Most often, rotator cuff syndrome develops gradually, from aging, continued overuse, repetitive overhead activity, or a combination of these factors.
One of the main reasons that the pain increases when you raise your arm above your head is that the upper tendon in the rotator cuff (supraspinatus tendon) and the subacromial bursa, which lies on top, glide between the underside of the top of your shoulder blade (acromion), and the gleno humeral head [upper end of your arm].
In a normal situation the balance between friction and joint mobility allows for enough room for this tendon and bursa to move and function. But this mechanism will be significantly disturbed when there is not enough room for these structures to do their work and an impingement with a subsequent painful inflammation of the bursa [bursitis] and/or the tendon [tendonitis] will result every time you try to raise your arm.
The major reason for this impingement to happen is muscle imbalance between the rotator cuff and the deltoid muscle due to which the rotator cuff [mainly the supraspinatus muscle] can no longer balance and regulate the upward pull of the deltoid muscle [shoulder] on the gleno humeral head [head of the upper arm bone].

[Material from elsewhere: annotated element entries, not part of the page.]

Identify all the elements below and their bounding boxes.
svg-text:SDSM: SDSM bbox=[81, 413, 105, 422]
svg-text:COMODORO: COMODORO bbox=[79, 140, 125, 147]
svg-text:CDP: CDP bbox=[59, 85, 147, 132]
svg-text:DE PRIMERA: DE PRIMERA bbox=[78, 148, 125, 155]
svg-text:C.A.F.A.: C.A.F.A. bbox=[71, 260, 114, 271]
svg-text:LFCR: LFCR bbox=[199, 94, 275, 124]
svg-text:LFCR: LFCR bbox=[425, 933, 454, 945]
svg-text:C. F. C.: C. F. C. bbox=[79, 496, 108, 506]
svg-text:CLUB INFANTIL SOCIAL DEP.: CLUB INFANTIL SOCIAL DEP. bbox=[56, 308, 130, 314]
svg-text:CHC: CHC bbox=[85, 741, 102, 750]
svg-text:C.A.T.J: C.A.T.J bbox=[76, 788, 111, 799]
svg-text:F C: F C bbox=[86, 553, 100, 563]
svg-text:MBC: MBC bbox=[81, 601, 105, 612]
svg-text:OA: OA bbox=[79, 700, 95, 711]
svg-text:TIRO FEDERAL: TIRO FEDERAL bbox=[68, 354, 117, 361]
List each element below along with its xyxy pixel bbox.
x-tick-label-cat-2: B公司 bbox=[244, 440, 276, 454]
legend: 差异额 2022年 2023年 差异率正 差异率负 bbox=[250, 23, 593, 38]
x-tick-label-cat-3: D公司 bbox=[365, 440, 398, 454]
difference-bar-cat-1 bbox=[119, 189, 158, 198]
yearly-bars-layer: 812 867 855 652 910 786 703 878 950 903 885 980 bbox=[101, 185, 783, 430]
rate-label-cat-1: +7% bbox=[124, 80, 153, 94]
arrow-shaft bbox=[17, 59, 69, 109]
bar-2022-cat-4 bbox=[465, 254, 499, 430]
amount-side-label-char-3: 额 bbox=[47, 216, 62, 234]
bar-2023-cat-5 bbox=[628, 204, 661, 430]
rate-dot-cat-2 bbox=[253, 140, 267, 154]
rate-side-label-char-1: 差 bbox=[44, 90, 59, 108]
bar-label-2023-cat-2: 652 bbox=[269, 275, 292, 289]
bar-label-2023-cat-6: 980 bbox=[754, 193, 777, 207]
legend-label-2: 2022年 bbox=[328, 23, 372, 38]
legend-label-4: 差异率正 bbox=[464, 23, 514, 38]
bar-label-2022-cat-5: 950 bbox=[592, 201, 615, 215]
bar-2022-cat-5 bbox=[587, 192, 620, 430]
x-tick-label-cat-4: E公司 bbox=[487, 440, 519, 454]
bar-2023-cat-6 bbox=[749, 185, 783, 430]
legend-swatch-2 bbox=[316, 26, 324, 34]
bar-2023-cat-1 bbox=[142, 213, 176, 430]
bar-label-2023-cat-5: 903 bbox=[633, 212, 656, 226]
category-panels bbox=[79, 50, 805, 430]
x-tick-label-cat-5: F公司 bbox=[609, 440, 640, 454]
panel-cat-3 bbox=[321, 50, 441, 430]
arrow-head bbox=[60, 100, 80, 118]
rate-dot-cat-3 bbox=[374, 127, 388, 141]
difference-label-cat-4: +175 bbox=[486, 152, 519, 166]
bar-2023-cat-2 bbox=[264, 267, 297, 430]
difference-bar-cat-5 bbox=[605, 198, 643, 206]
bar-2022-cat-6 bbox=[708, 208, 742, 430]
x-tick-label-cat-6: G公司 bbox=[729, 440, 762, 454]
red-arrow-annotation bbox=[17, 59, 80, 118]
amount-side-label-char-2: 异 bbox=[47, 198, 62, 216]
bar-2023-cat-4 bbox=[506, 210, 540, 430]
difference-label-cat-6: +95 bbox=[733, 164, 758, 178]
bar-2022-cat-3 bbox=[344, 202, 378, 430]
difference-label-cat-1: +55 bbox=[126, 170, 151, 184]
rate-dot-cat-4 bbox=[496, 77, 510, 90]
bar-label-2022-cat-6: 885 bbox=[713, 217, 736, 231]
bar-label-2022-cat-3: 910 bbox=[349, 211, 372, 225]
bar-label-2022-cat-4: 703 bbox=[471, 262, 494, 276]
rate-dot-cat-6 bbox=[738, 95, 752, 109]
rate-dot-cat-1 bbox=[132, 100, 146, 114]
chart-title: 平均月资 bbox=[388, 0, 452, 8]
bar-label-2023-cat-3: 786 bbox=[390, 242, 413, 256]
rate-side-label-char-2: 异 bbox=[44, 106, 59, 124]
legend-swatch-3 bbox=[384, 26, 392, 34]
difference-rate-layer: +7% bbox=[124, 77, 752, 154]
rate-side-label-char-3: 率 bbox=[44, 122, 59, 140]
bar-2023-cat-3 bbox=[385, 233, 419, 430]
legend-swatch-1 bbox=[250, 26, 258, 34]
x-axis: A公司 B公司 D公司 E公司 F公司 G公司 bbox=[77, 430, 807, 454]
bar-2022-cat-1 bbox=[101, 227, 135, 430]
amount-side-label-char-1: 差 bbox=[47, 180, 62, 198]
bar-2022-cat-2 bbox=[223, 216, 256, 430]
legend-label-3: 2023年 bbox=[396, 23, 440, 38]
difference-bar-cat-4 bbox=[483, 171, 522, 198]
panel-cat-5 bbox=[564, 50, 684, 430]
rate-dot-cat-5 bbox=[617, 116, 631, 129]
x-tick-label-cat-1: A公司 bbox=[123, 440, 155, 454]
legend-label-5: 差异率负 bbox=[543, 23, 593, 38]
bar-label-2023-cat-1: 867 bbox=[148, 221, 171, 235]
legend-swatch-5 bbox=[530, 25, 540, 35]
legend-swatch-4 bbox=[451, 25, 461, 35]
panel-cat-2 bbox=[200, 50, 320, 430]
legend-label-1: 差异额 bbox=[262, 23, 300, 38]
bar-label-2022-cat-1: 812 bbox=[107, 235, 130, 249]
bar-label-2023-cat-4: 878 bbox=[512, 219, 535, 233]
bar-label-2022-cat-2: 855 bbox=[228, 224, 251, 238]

Over time, the tendon may wear against the undersurface of the acromion, causing tiny tears and bleeding. As those tears heal, the original healthy tissue is replaced by scar tissue that is weak, thickened, less flexible, and stringy (fibrous). The gradual scarring of the tendon causes the entire rotator cuff to weaken. The weaker the tendon becomes, the more susceptible it is to partial or complete tears, which happens more in the elderly population.
Without treatment, a simple muscle imbalance can cause a cycle of inflammation, tearing of tendons, and scar formation, resulting in pain and loss of function.